Офис «Серебряной розы»

«Приехали мы как-то, там двенадцать девочек было в салоне, – угощая меня чаем, подхватывает волонтер Маша. – Сидим, я их тестирую, и вдруг слышу голоса мужские на повышенных тонах. Ясно: налет. Не важно, бандиты это или полиция, разницы никакой. Выводят нас полицейские в коридор, угрожают, что мы тоже сейчас по статье пойдем. По какой статье? По той самой, статье 6.11 КоАП, занятие проституцией. К счастью, нас просто выгнали. А потом мы узнали, что хозяин салона приехал, заплатил, и они ушли… забрав 32 коробки презервативов!»

Имена с асфальта

Петербург – город преимущественно женский и стареющий; петербурженок больше, чем петербуржцев, немолодых больше, чем молодых. Мы привычно топчем объявления на асфальте – с телефонами, сердечками и примечанием «24 часа», эту часть сугубо мужского мира, которую не знаем и не хотим о ней знать. Нам кажется, что Любы, Кати, Тани из объявлений чем-то от нас отличаются, как-то по-особому выглядят и, наверное, как-то по-особому порочны. Мы твердо уверены, что с нами ничего такого быть не может и что эти, которые в салонах, – отбросы общества, заслужившие свою участь.

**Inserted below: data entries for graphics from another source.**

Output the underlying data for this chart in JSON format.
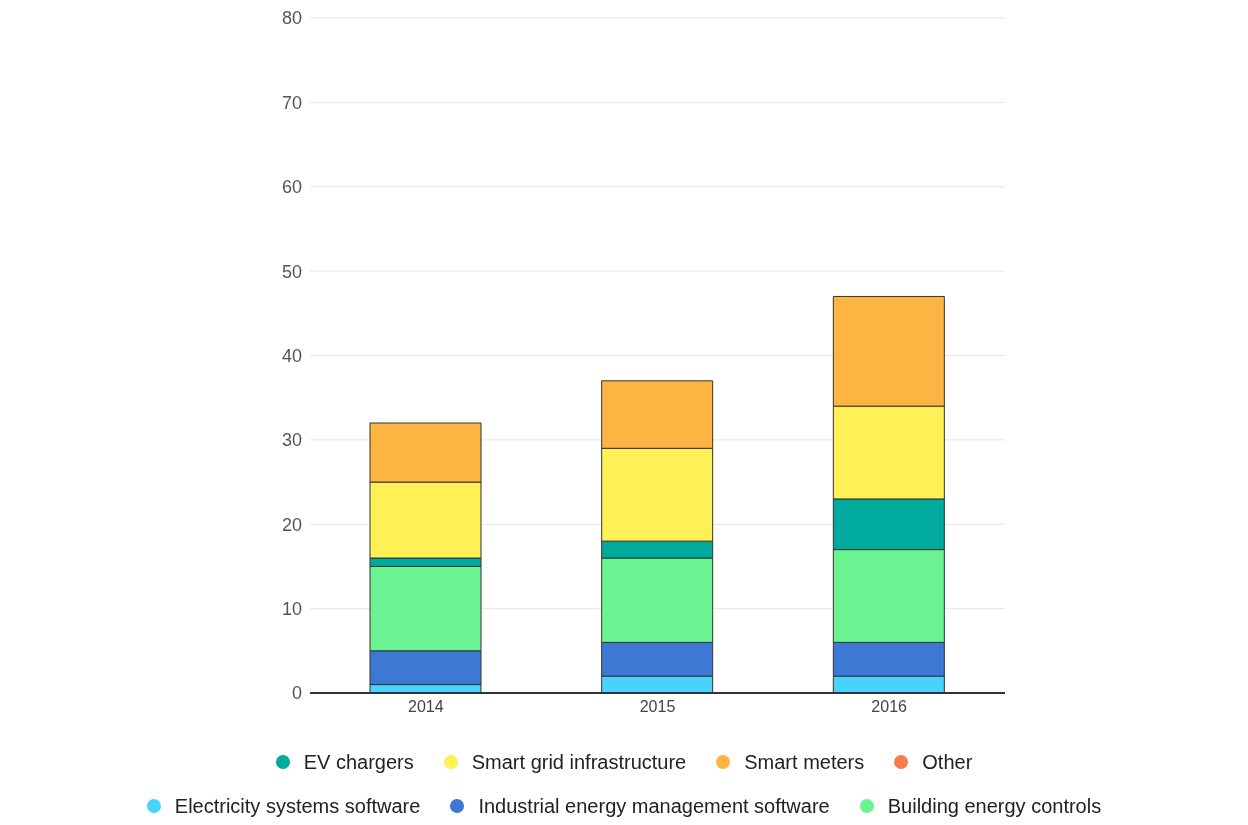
{
  "chart_data": {
    "type": "bar",
    "stacked": true,
    "categories": [
      "2014",
      "2015",
      "2016"
    ],
    "series": [
      {
        "name": "Electricity systems software",
        "color": "#48d3fc",
        "values": [
          1,
          2,
          2
        ]
      },
      {
        "name": "Industrial energy management software",
        "color": "#3c78d4",
        "values": [
          4,
          4,
          4
        ]
      },
      {
        "name": "Building energy controls",
        "color": "#6af390",
        "values": [
          10,
          10,
          11
        ]
      },
      {
        "name": "EV chargers",
        "color": "#00aa9c",
        "values": [
          1,
          2,
          6
        ]
      },
      {
        "name": "Smart grid infrastructure",
        "color": "#fef055",
        "values": [
          9,
          11,
          11
        ]
      },
      {
        "name": "Smart meters",
        "color": "#fdb443",
        "values": [
          7,
          8,
          13
        ]
      },
      {
        "name": "Other",
        "color": "#fc7b4a",
        "values": [
          0,
          0,
          0
        ]
      }
    ],
    "ylim": [
      0,
      80
    ],
    "yticks": [
      0,
      10,
      20,
      30,
      40,
      50,
      60,
      70,
      80
    ],
    "grid": "y",
    "legend": "bottom"
  }
}
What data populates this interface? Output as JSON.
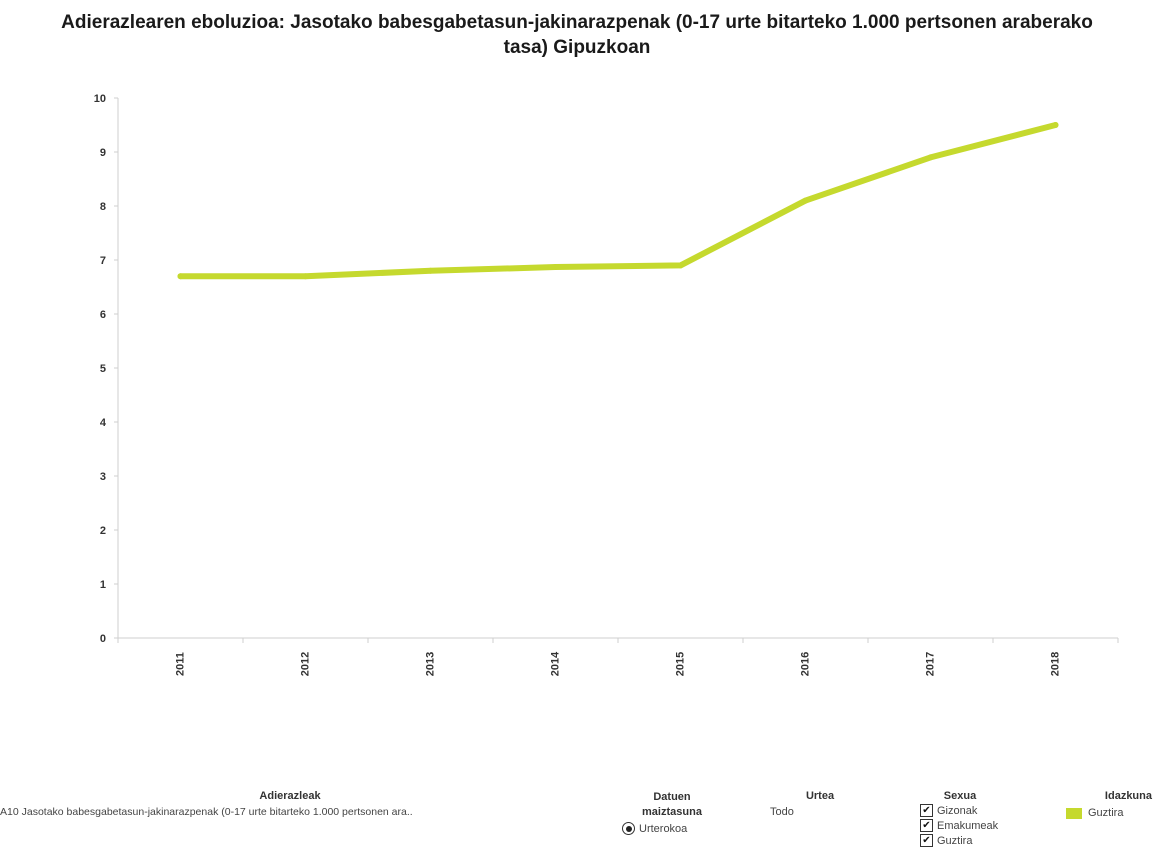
{
  "chart_data": {
    "type": "line",
    "title": "Adierazlearen eboluzioa: Jasotako babesgabetasun-jakinarazpenak (0-17 urte bitarteko 1.000 pertsonen araberako tasa) Gipuzkoan",
    "xlabel": "",
    "ylabel": "",
    "categories": [
      "2011",
      "2012",
      "2013",
      "2014",
      "2015",
      "2016",
      "2017",
      "2018"
    ],
    "series": [
      {
        "name": "Guztira",
        "color": "#c5d92e",
        "values": [
          6.7,
          6.7,
          6.8,
          6.87,
          6.9,
          8.1,
          8.9,
          9.5
        ]
      }
    ],
    "ylim": [
      0,
      10
    ],
    "yticks": [
      "0",
      "1",
      "2",
      "3",
      "4",
      "5",
      "6",
      "7",
      "8",
      "9",
      "10"
    ],
    "grid": false,
    "legend_position": "bottom-right"
  },
  "filters": {
    "indicators": {
      "title": "Adierazleak",
      "item": "A10 Jasotako babesgabetasun-jakinarazpenak (0-17 urte bitarteko 1.000 pertsonen ara.."
    },
    "frequency": {
      "title_line1": "Datuen",
      "title_line2": "maiztasuna",
      "option": "Urterokoa"
    },
    "year": {
      "title": "Urtea",
      "value": "Todo"
    },
    "sex": {
      "title": "Sexua",
      "options": [
        "Gizonak",
        "Emakumeak",
        "Guztira"
      ],
      "check_mark": "✔"
    },
    "legend": {
      "title": "Idazkuna",
      "item": "Guztira"
    }
  },
  "colors": {
    "line": "#c5d92e",
    "axis": "#cfcfcf"
  }
}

«Кто там работает? Матери-одиночки и женщины за 45 лет, которым на работу не устроиться. Сейчас набирают популярность «ретросалоны», где секс-работницы именно такого возраста, – рассказывает Наталья Заманская. – Люди выживают кто как может. У нас пособие по потере кормильца 14 тысяч рублей; а если у тебя два-три ребенка и нет ни помощи, ни толковой профессии?»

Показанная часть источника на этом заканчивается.